The Challenge of Sales and Distribution
However, the commercial success in the English-language world is still lagging behind sales in Germany or elsewhere. This may be attributable to the fact that the memoir is only available in a limited number of stores; despite The New York Times-review, the Barnes and Noble on Union Square is one of the few New York book stores carrying it (Leo, who strolled the streets during the PEN World Festival, found the dearth of bookstores in New York “shocking”). This might change. Pushkin will be signing up with Random House distribution, as Melville House, another small-to-midsize publisher specialized in European literary fiction already has.
So, here is the magic formula for aspiring German authors: write a great book with an epic, interesting topic as well as with a personal angle, have it picked up by a mainstream German publisher who can turn it into a success, get a major book prize, have the book translated into as many languages as possible, and then cross your fingers that you’re discovered by an English-language house. The size of the latter does not matter, much more important is the determination of its editors and their knowledge of the literary world.

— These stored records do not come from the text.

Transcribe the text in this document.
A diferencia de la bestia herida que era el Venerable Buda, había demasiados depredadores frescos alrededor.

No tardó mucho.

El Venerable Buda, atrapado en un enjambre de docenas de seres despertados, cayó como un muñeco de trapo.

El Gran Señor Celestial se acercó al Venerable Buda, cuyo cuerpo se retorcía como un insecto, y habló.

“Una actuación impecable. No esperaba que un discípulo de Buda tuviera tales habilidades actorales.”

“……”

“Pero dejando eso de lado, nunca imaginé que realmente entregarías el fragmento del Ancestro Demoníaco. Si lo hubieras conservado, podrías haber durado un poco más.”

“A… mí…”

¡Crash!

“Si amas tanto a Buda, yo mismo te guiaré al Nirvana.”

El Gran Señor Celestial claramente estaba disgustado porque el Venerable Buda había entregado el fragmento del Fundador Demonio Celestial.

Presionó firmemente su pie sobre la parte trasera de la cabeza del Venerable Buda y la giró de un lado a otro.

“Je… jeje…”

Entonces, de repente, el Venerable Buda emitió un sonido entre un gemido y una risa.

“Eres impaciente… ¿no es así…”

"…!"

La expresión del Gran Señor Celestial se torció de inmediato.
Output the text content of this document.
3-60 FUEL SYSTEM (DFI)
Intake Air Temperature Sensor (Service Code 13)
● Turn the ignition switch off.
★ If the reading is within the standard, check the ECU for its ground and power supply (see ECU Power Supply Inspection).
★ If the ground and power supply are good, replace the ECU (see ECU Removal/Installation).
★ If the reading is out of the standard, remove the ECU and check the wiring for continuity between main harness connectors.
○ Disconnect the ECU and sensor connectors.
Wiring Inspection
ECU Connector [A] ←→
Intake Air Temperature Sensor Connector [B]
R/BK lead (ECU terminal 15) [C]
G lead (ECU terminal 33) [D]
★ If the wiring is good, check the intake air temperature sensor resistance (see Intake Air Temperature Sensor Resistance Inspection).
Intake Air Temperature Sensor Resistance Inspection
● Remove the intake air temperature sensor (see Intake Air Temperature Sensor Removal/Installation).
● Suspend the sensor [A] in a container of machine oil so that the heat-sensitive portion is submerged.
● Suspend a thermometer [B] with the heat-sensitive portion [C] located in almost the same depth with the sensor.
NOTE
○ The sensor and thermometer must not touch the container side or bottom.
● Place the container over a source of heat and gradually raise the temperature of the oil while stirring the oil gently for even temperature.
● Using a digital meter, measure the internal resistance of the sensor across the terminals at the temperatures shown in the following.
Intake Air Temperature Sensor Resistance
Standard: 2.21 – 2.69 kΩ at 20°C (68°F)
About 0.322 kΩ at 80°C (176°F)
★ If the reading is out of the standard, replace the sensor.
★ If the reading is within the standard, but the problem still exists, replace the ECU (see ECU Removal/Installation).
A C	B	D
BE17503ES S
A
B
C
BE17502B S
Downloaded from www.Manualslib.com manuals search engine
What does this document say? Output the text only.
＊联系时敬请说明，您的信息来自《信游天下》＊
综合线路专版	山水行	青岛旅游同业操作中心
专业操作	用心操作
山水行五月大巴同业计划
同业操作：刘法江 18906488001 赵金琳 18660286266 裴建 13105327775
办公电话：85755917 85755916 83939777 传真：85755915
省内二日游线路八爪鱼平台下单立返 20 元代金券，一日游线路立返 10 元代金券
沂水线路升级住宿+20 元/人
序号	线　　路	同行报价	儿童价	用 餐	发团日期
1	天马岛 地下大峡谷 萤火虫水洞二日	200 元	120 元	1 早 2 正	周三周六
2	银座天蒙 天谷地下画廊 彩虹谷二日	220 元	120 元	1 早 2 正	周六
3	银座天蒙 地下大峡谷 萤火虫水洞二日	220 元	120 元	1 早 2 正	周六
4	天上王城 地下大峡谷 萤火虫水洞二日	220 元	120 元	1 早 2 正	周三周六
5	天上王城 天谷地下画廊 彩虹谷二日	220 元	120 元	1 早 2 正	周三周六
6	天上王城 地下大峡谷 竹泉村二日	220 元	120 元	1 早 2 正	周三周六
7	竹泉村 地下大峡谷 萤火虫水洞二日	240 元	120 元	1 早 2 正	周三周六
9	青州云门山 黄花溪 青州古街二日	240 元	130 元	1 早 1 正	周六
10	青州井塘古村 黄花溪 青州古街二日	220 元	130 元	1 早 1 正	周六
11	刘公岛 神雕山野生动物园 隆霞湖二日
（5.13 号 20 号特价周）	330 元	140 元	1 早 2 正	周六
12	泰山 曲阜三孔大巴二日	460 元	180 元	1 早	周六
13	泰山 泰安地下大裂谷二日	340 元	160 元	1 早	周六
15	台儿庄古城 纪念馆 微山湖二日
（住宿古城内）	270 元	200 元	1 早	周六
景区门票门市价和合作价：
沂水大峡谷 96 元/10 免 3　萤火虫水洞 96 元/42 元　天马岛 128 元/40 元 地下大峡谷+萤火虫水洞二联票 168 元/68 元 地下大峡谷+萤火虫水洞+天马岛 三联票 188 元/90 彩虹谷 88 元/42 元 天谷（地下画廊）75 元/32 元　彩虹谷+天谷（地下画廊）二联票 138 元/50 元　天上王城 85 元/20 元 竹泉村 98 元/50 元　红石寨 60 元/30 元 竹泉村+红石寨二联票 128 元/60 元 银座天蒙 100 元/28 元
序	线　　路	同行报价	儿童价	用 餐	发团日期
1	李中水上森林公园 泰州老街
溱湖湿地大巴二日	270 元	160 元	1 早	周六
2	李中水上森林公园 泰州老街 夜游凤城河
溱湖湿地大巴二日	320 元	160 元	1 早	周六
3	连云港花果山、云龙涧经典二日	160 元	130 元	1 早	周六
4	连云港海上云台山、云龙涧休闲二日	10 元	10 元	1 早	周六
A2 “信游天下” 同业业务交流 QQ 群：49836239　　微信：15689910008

Random House distribution helps, though. And, of course, don’t forget to get your book reviewed by The New York Times!
What did Maxim Leo take away from his New York visit? “I found it very moving when that woman in the audience said that she missed the subway because of my book,” he says, “This is what you’re living for as an author.” During this first reading at the Goethe Institute, he was also asked whether his family has read the manuscript, and has approved of the book. Yes, his parents had read it beforehand, but he would not have allowed them to rewrite it completely. “Only if they’ve found one little thing [I would change it].” But they didn’t. There is one more thing he found touching: “When our extended family met in Berlin some time ago, everybody came from somewhere else — England, America, Israel, Germany, France,” Leo says. “And at one point, I looked around and realized, everybody here can be traced back to Berlin. This is where we all come from.”
Eva C. Schweitzer is a writer and correspondent based in New York writing for German media. She runs Berlinica Publishing, a company that brings Berlin books to America.